The concert begins, appropriately enough, with Chuck Berry, the father of rock-and-roll guitar, performing “Johnny B. Goode” and “Maybelline” before the camera pans to Gerry & The Pacemakers finishing the song while coated in flopsweat and looking like bootleg Beatles with their matching suits and ties. This transition establishes a utopian tone of inclusiveness where the distinctions between black and white and soul and rock disappear in a sweaty hormonal haze. In the world of The T.A.M.I. Show, it doesn’t matter if you’re a suave soul titan like Marvin Gaye or a tiny little Jewish girl from New York like Lesley Gore: If a performer could quicken the pulse of a 13-year-old girl, then they belonged onstage.

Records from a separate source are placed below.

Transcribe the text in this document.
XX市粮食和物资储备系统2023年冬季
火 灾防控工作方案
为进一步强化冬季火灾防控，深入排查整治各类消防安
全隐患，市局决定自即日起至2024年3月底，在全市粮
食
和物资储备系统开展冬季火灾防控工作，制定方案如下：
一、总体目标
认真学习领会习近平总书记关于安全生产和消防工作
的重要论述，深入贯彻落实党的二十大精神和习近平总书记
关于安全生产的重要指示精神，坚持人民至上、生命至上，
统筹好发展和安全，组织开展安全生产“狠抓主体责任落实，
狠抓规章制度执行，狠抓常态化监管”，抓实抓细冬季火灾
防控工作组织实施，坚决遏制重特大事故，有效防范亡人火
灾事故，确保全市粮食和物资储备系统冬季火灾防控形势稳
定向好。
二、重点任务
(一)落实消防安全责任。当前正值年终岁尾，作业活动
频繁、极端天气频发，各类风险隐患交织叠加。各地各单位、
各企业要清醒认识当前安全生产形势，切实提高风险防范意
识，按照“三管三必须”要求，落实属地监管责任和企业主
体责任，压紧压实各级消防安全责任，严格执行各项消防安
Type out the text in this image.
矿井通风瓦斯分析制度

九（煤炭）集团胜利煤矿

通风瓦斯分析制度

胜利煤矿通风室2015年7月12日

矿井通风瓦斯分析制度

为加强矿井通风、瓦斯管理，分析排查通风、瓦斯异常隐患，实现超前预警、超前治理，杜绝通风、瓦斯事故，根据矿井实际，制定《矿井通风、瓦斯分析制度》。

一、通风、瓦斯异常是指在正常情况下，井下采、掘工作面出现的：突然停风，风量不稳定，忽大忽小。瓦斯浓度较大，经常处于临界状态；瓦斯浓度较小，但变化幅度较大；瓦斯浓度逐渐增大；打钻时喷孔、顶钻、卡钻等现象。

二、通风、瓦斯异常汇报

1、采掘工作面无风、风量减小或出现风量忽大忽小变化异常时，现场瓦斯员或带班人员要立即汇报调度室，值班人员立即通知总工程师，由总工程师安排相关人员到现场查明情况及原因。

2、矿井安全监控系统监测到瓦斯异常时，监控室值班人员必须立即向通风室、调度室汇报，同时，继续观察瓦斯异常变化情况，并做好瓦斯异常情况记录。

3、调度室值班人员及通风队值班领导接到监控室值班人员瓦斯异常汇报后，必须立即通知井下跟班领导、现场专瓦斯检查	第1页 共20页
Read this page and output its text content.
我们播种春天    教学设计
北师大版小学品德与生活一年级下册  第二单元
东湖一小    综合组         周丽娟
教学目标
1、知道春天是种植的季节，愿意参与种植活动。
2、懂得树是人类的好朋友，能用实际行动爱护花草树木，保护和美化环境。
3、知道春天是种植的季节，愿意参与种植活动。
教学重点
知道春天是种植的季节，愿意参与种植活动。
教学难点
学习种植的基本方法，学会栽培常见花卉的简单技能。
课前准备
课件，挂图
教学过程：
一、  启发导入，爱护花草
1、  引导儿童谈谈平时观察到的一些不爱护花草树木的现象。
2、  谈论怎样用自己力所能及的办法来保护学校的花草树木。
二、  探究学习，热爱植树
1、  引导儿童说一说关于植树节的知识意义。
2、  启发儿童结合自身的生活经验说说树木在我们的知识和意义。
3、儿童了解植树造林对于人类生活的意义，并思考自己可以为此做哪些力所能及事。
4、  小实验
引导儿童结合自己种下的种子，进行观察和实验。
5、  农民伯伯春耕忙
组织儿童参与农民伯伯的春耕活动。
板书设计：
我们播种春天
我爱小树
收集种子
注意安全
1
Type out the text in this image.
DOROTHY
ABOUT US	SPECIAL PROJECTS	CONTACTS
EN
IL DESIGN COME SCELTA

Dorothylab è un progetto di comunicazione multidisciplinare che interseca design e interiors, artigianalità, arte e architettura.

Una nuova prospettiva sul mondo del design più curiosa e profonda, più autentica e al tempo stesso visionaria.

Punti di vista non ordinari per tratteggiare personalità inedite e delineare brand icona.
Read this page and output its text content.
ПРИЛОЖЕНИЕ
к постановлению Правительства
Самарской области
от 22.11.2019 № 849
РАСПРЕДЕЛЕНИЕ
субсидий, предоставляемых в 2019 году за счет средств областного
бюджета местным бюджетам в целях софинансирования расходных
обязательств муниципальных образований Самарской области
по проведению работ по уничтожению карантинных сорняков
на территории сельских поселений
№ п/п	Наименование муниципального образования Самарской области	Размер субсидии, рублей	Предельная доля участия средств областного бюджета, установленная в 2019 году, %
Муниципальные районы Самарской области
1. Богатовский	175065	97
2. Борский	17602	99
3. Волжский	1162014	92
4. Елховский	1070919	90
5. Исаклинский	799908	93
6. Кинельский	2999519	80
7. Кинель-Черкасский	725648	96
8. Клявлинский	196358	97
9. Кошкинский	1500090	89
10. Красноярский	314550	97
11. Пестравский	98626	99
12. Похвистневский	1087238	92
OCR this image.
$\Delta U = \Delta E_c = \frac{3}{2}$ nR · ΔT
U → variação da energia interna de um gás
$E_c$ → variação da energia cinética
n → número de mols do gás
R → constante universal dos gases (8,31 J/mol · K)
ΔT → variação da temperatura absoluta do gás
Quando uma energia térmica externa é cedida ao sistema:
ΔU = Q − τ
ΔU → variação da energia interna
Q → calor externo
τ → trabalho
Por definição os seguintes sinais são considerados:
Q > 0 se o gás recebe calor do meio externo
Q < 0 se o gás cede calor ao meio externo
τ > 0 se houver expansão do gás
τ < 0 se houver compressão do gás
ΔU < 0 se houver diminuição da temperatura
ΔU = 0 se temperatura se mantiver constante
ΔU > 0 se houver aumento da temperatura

No one quickened more pulses on The T.A.M.I. Show than James Brown, who cemented his reputation as perhaps the greatest performer alive with an explosive set on par with Michael Jackson at Motown 25. Brown struts, swaggers, drops to his knees, and howls and growls sentiments too intense for mere words. He’s a powder keg of kinetic energy, a sex machine. An overmatched and intimidated The Rolling Stones were burdened with the unenviable task of following Brown; Keith Richards later said that was the worst decision The Stones ever made. The T.A.M.I. Show captures pop music in a transitional state, just before The Beatles and Bob Dylan turned on and the counterculture kicked into high gear, when representatives from the disparate worlds of surf, Motown, girl groups, soul, and funk united on one stage to attend to the voracious demands of their real bosses: teenagers.
Key features: Trailer with commentary from John Landis (who was in the audience) and a feature commentary with director Steve Binder.